A crise pandémica é uma oportunidade única para redefinir prioridades e replanear os cuidados prestados às pessoas que residem em lares e noutras estruturas residenciais destinadas a idosos (ERPI), em Portugal, reforçando o investimento em recursos humanos e garantindo o respeito pelos direitos de profissionais e utentes.
Esta é uma das conclusões de um estudo que envolveu investigadores do CINTESIS – Centro de Investigação em Tecnologias e Serviços de Saúde em diferentes Universidades do país (Universidade do Porto, Universidade da Beira Interior e Universidade de Aveiro).
O estudo, agora divulgado, teve como principal objetivo analisar a perspetiva dos profissionais das ERPI sobre o impacto da pandemia nos cuidados e as suas experiências de trabalho durante e após o primeiro confinamento.

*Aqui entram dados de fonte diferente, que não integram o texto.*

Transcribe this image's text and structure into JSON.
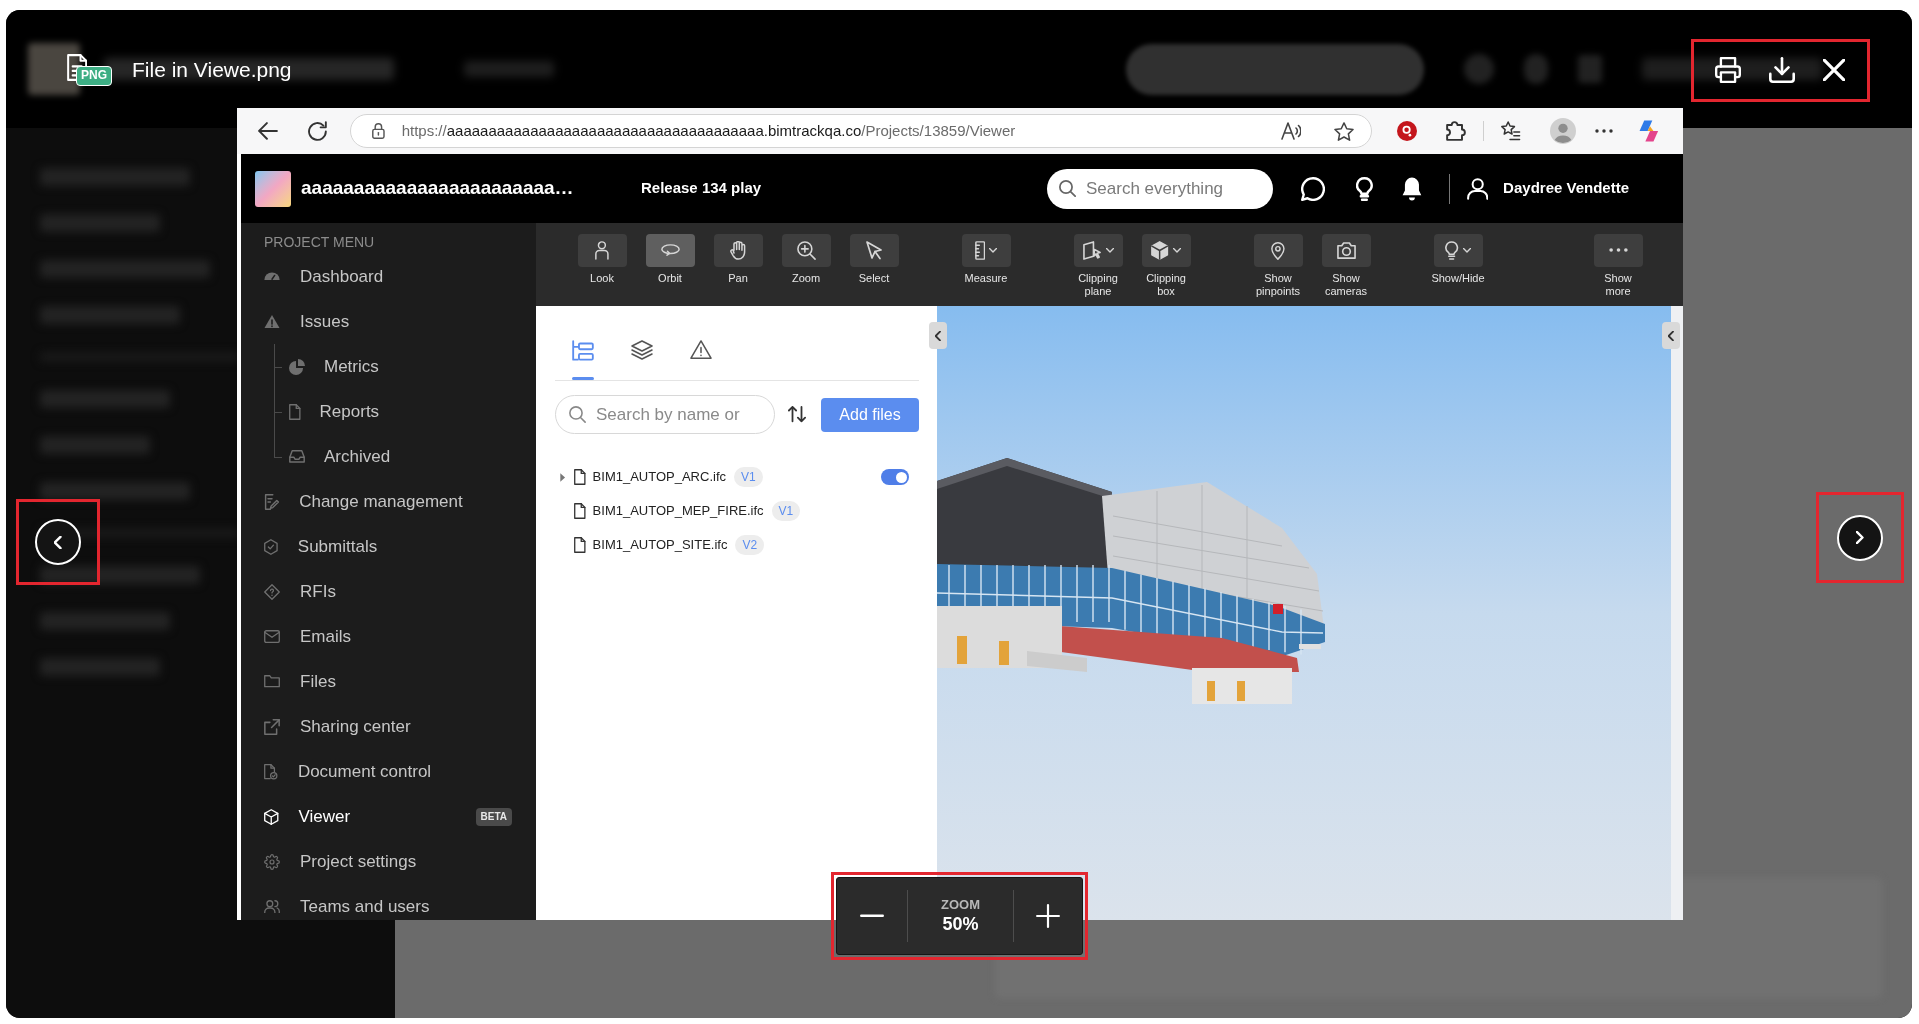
{
  "lightbox": {
    "file_badge": "PNG",
    "title": "File in Viewe.png",
    "actions_highlighted": true,
    "previous_highlighted": true,
    "next_highlighted": true,
    "zoom": {
      "label": "ZOOM",
      "value": "50%",
      "highlighted": true
    }
  },
  "browser": {
    "url": {
      "scheme": "https://",
      "host": "aaaaaaaaaaaaaaaaaaaaaaaaaaaaaaaaaaaaaa.bimtrackqa.co",
      "path": "/Projects/13859/Viewer"
    }
  },
  "app": {
    "header": {
      "project_name": "aaaaaaaaaaaaaaaaaaaaaaaa…",
      "release": "Release 134 play",
      "search": {
        "placeholder": "Search everything"
      },
      "user_name": "Daydree Vendette"
    },
    "sidebar": {
      "heading": "PROJECT MENU",
      "items": [
        {
          "label": "Dashboard",
          "selected": false
        },
        {
          "label": "Issues",
          "selected": false,
          "children": [
            {
              "label": "Metrics",
              "selected": false
            },
            {
              "label": "Reports",
              "selected": false
            },
            {
              "label": "Archived",
              "selected": false
            }
          ]
        },
        {
          "label": "Change management",
          "selected": false
        },
        {
          "label": "Submittals",
          "selected": false
        },
        {
          "label": "RFIs",
          "selected": false
        },
        {
          "label": "Emails",
          "selected": false
        },
        {
          "label": "Files",
          "selected": false
        },
        {
          "label": "Sharing center",
          "selected": false
        },
        {
          "label": "Document control",
          "selected": false
        },
        {
          "label": "Viewer",
          "selected": true,
          "badge": "BETA"
        },
        {
          "label": "Project settings",
          "selected": false
        },
        {
          "label": "Teams and users",
          "selected": false
        }
      ]
    },
    "toolbar": {
      "groups": [
        [
          {
            "label": "Look",
            "selected": false,
            "dropdown": false
          },
          {
            "label": "Orbit",
            "selected": true,
            "dropdown": false
          },
          {
            "label": "Pan",
            "selected": false,
            "dropdown": false
          },
          {
            "label": "Zoom",
            "selected": false,
            "dropdown": false
          },
          {
            "label": "Select",
            "selected": false,
            "dropdown": false
          }
        ],
        [
          {
            "label": "Measure",
            "selected": false,
            "dropdown": true
          }
        ],
        [
          {
            "label": "Clipping plane",
            "selected": false,
            "dropdown": true
          },
          {
            "label": "Clipping box",
            "selected": false,
            "dropdown": true
          }
        ],
        [
          {
            "label": "Show pinpoints",
            "selected": false,
            "dropdown": false
          },
          {
            "label": "Show cameras",
            "selected": false,
            "dropdown": false
          }
        ],
        [
          {
            "label": "Show/Hide",
            "selected": false,
            "dropdown": true
          }
        ],
        [
          {
            "label": "Show more",
            "selected": false,
            "dropdown": false
          }
        ]
      ]
    },
    "files_panel": {
      "tabs": [
        {
          "selected": true
        },
        {
          "selected": false
        },
        {
          "selected": false
        }
      ],
      "search": {
        "placeholder": "Search by name or"
      },
      "add_button": "Add files",
      "files": [
        {
          "name": "BIM1_AUTOP_ARC.ifc",
          "version": "V1",
          "expandable": true,
          "visible": true
        },
        {
          "name": "BIM1_AUTOP_MEP_FIRE.ifc",
          "version": "V1",
          "expandable": false
        },
        {
          "name": "BIM1_AUTOP_SITE.ifc",
          "version": "V2",
          "expandable": false
        }
      ]
    }
  }
}
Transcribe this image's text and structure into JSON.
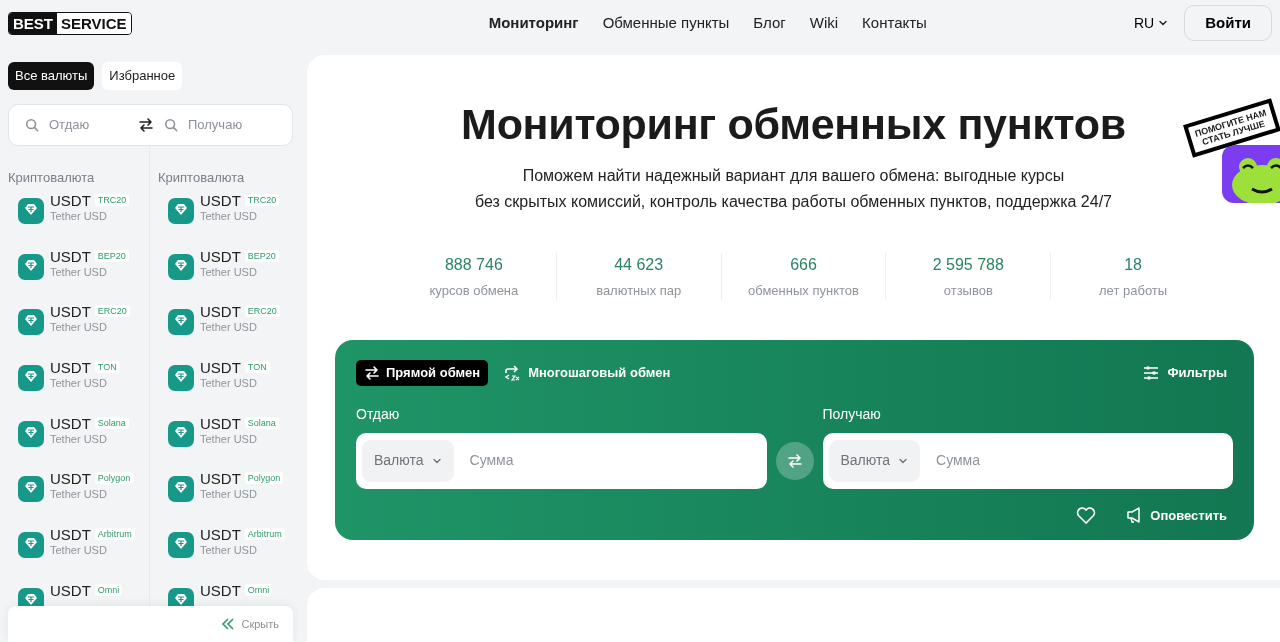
{
  "header": {
    "logo": {
      "dark_part": "BEST",
      "light_part": "SERVICE"
    },
    "nav": [
      {
        "label": "Мониторинг",
        "selected": true
      },
      {
        "label": "Обменные пункты",
        "selected": false
      },
      {
        "label": "Блог",
        "selected": false
      },
      {
        "label": "Wiki",
        "selected": false
      },
      {
        "label": "Контакты",
        "selected": false
      }
    ],
    "language": "RU",
    "login": "Войти"
  },
  "sidebar": {
    "tabs": [
      {
        "label": "Все валюты",
        "selected": true
      },
      {
        "label": "Избранное",
        "selected": false
      }
    ],
    "search": {
      "give_placeholder": "Отдаю",
      "get_placeholder": "Получаю"
    },
    "columns": [
      {
        "heading": "Криптовалюта",
        "items": [
          {
            "ticker": "USDT",
            "network": "TRC20",
            "name": "Tether USD"
          },
          {
            "ticker": "USDT",
            "network": "BEP20",
            "name": "Tether USD"
          },
          {
            "ticker": "USDT",
            "network": "ERC20",
            "name": "Tether USD"
          },
          {
            "ticker": "USDT",
            "network": "TON",
            "name": "Tether USD"
          },
          {
            "ticker": "USDT",
            "network": "Solana",
            "name": "Tether USD"
          },
          {
            "ticker": "USDT",
            "network": "Polygon",
            "name": "Tether USD"
          },
          {
            "ticker": "USDT",
            "network": "Arbitrum",
            "name": "Tether USD"
          },
          {
            "ticker": "USDT",
            "network": "Omni"
          }
        ]
      },
      {
        "heading": "Криптовалюта",
        "items": [
          {
            "ticker": "USDT",
            "network": "TRC20",
            "name": "Tether USD"
          },
          {
            "ticker": "USDT",
            "network": "BEP20",
            "name": "Tether USD"
          },
          {
            "ticker": "USDT",
            "network": "ERC20",
            "name": "Tether USD"
          },
          {
            "ticker": "USDT",
            "network": "TON",
            "name": "Tether USD"
          },
          {
            "ticker": "USDT",
            "network": "Solana",
            "name": "Tether USD"
          },
          {
            "ticker": "USDT",
            "network": "Polygon",
            "name": "Tether USD"
          },
          {
            "ticker": "USDT",
            "network": "Arbitrum",
            "name": "Tether USD"
          },
          {
            "ticker": "USDT",
            "network": "Omni"
          }
        ]
      }
    ],
    "hide_button": "Скрыть"
  },
  "hero": {
    "title": "Мониторинг обменных пунктов",
    "subtitle_lines": [
      "Поможем найти надежный вариант для вашего обмена: выгодные курсы",
      "без скрытых комиссий, контроль качества работы обменных пунктов, поддержка 24/7"
    ],
    "sticker_lines": [
      "ПОМОГИТЕ НАМ",
      "СТАТЬ ЛУЧШЕ"
    ],
    "stats": [
      {
        "value": "888 746",
        "label": "курсов обмена"
      },
      {
        "value": "44 623",
        "label": "валютных пар"
      },
      {
        "value": "666",
        "label": "обменных пунктов"
      },
      {
        "value": "2 595 788",
        "label": "отзывов"
      },
      {
        "value": "18",
        "label": "лет работы"
      }
    ]
  },
  "exchange": {
    "modes": [
      {
        "kind": "direct",
        "label": "Прямой обмен",
        "selected": true
      },
      {
        "kind": "multistep",
        "label": "Многошаговый обмен",
        "selected": false
      }
    ],
    "filters": "Фильтры",
    "sides": [
      {
        "label": "Отдаю",
        "currency": "Валюта",
        "amount_placeholder": "Сумма"
      },
      {
        "label": "Получаю",
        "currency": "Валюта",
        "amount_placeholder": "Сумма"
      }
    ],
    "notify": "Оповестить"
  }
}
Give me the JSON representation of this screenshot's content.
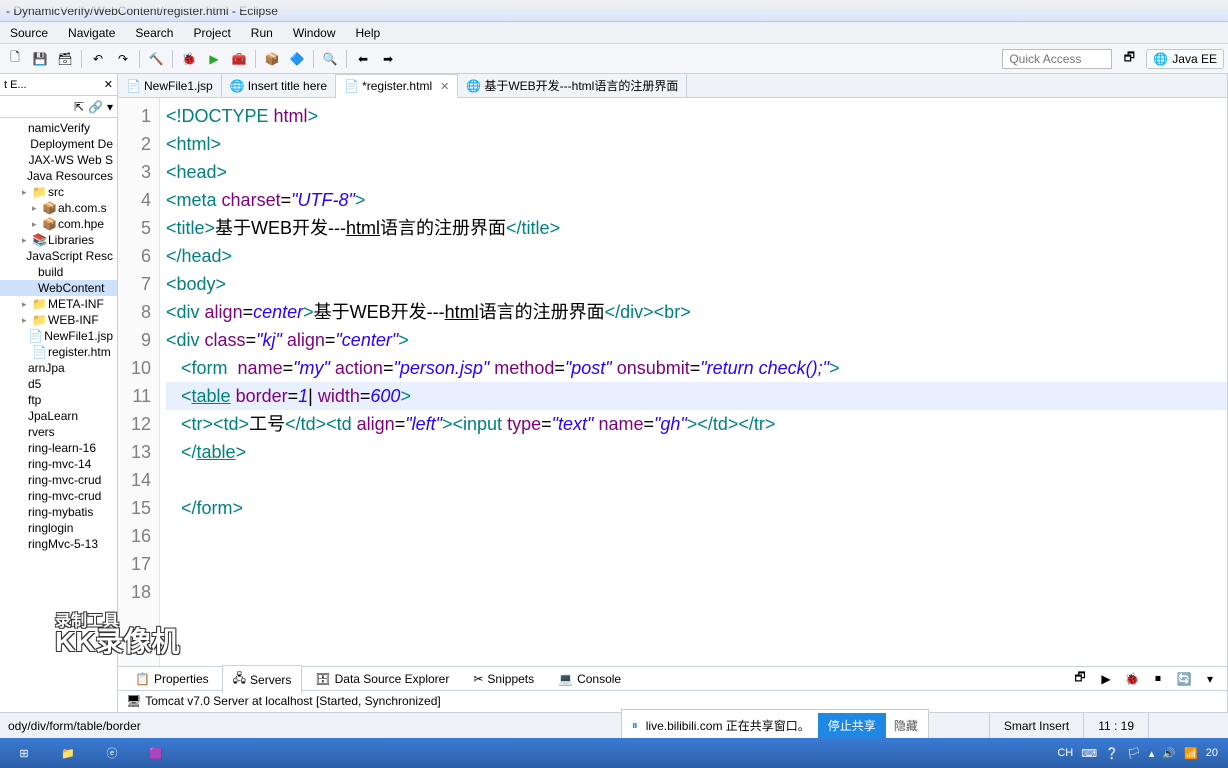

Ao todo, participaram 784 profissionais. Destes, cerca de 80% trabalham em Instituições Particulares de Solidariedade Social. Na sua maioria, são diretores técnicos, mas há também enfermeiros e auxiliares e idades compreendidas entre os 19 e os 71 anos.
Os resultados do inquérito efetuado provam que a pandemia de COVID-19 teve “consequências negativas em quem vive e trabalha nas ERPI, expondo vulnerabilidades pré-existentes em termos de recursos humanos, físicos e psicossociais”.
Quanto ao impacto nos cuidados prestados, mais de metade dos participantes admitem uma “maior dificuldade em responder às necessidades básicas dos idosos, como higiene e alimentação, e em proporcionar-lhes atividades de ocupação, no respeito pelos seus direitos e pela sua autodeterminação”.
“A pandemia legitimou um modelo de cuidados tradicional assistencialista, assente em procedimentos padronizados, que interpreta as pessoas idosas como um grupo homogéneo recetor de cuidados passivo e que promove o paternalismo”, indicam, a propósito, os investigadores.
Os profissionais destas estruturas residenciais queixam-se ainda do “impacto nas suas condições de trabalho”, desde logo com mais horas prestadas por turno. Cerca de 15% destes profissionais chegaram mesmo a residir, temporariamente, nas instituições onde trabalham, de modo a proteger os utentes.
Esta sobrecarga de trabalho, devida em parte à falta de trabalhadores em fases críticas, constitui “um risco não só para a saúde, segurança e bem-estar dos próprios profissionais, mas também para a prestação de cuidados”.
Para a equipa do CINTESIS, os lares e estruturas residenciais para idosos devem reivindicar um maior investimento, político e financeiro, em recursos humanos, equipamentos, acompanhamento e intervenções que “salvaguardem a dignidade, os direitos e o bem-estar físico e mental de quem vive e trabalha nas ERPI portuguesas”.
Os investigadores entendem que a crise pandémica deve ser encarada como “uma oportunidade” para uma mudança de paradigma, com a implementação de Cuidados Centrados na Pessoa.
Neste modelo, os idosos são colocados no centro da dinâmica de cuidados, tendo “um papel decisor ativo sobre a sua vida e o seu quotidiano”. Assim, deverão existir um “equilíbrio” entre a gestão da infeção e o respeito pelos direitos, necessidades e bem-estar das pessoas idosas, preservando-se a sua “participação social e a sua saúde física e mental”.
Do mesmo modo, dizem os investigadores, “é urgente iniciar, retomar ou intensificar programas de reabilitação e ocupações com os idosos para que estes possam recuperar das sequelas do confinamento”.
A equipa do projeto “Atenção Centrada na pessoa na prestação de cuidados na velhice: abordagens e instrumentos de avaliação” é composta por Maria Miguel Barbosa e Rosa Marina Afonso, investigadoras do CINTESIS/Universidade da Beira Interior (UBI), além de Constança Paúl e Laetitia Teixeira (CINTESIS/ICBAS), Liliana Sousa (CINTESIS/Universidade de Aveiro) e Javier Yanguas (Fundación “La Caixa”).
Este projeto recebeu financiamento da Fundação para a Ciência e a Tecnologia (FCT), através de uma bolsa de doutoramento atribuída a Maria Miguel Barbosa (CINTESIS/UBI).